An $800-million federal contract awarded Aug. 17 will fund repairs, upkeep and operational support for new ships being built for the Canadian Navy—and among them are ships that will sail in northern waters.

The contract will cover up to six Arctic and offshore patrol vessels now under construction in Halifax.

These new northern ships will have more icebreaking capacity than current navy ships used for northern military exercises.

And they will also have more space to carry supplies, smaller vessels and vehicles needed for working in Arctic inlets and travelling on the tundra. The first ship is scheduled to be finished in 2018.

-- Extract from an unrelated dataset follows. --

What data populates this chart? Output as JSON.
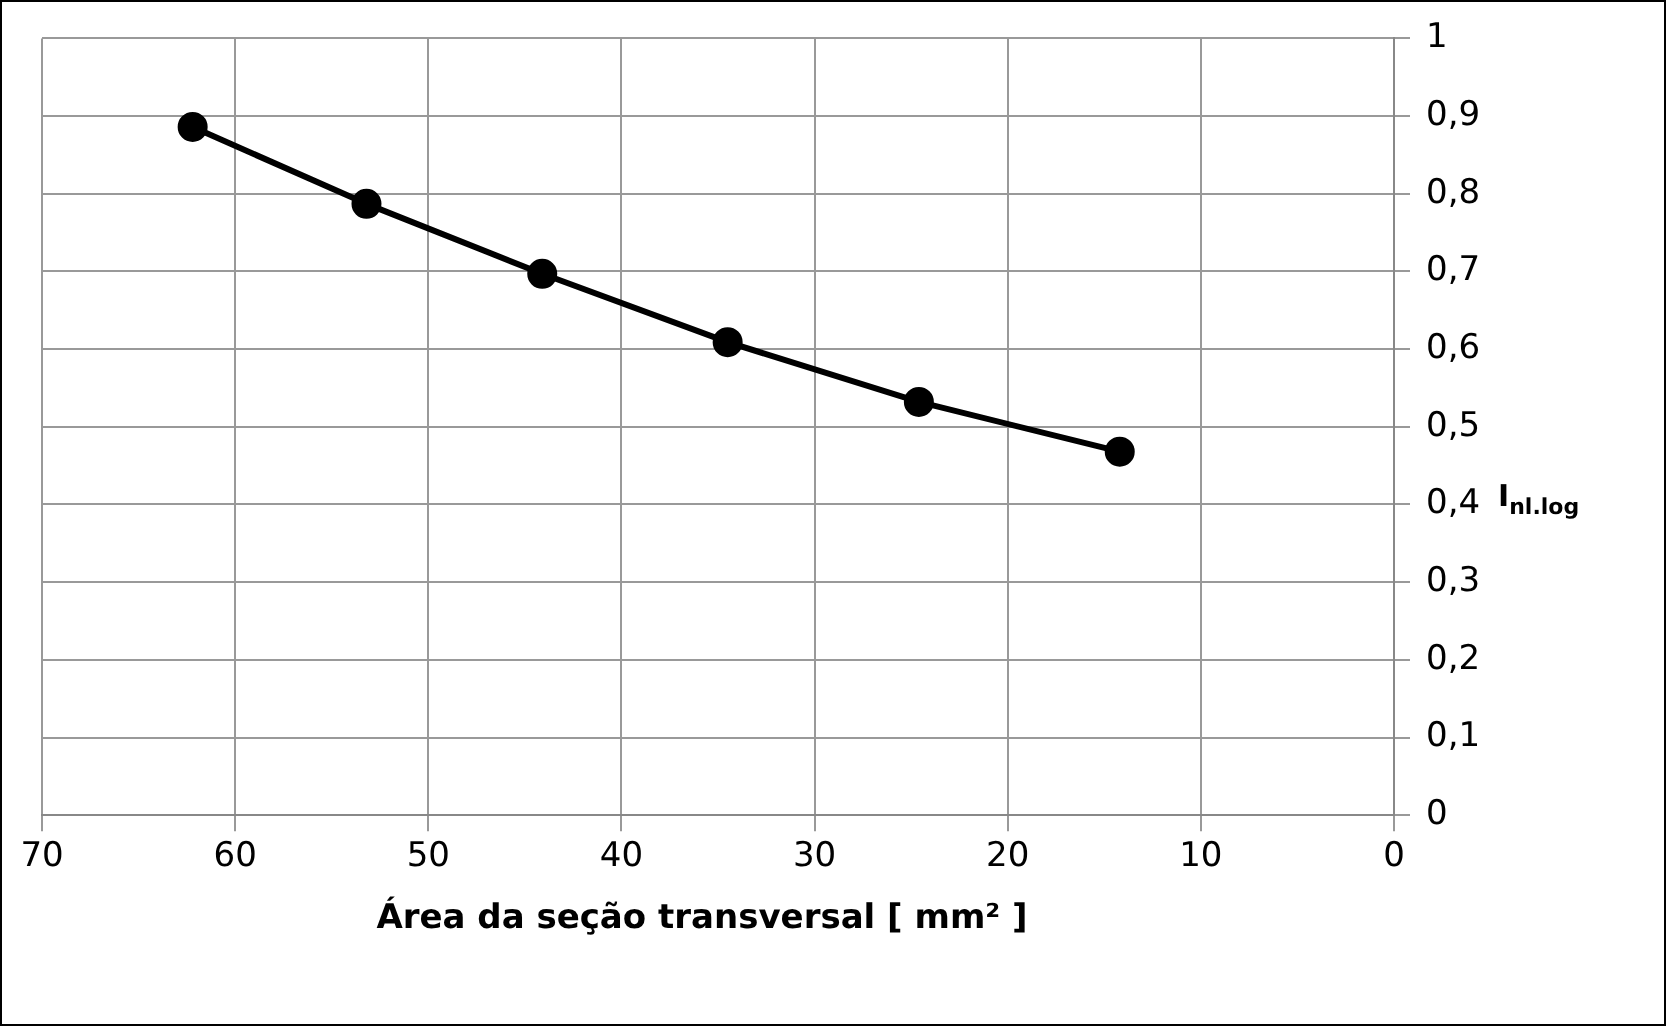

The support contract also includes future service needed for two non-combatant joint support ships being built on the west coast.

The ships will deliver fuel and ammunition, and act as a maintenance and medical station for other deployed military.

The service contract, which will take care of the two types of vessels once they are built, was awarded jointly to Thales Canada Inc. and Thales Australia Ltd., which are subsidiaries of a French multinational company of the same name.

The eight-year contract includes the option to extend service work for up to 35 years, which would work out to about $5.2 billion over the life span of the vessels.

Over that 35 years, the contract will create as many as 2,000 jobs in Canada, the release said.

And, resulting training will bring new expertise into the Canadian marine industry. Contract work for the Arctic and offshore patrol ships will be done in Ontario, Quebec and the Atlantic provinces.

“The Arctic and Offshore Patrol Ships and Joint Support Ships are essential to our fleet. They will deliver the capabilities that the Navy needs to meet defence and security challenges we face, both at home and abroad, and carry out the tasks required of a modern navy,” Defence Minister Harjit Sajjan said in the release.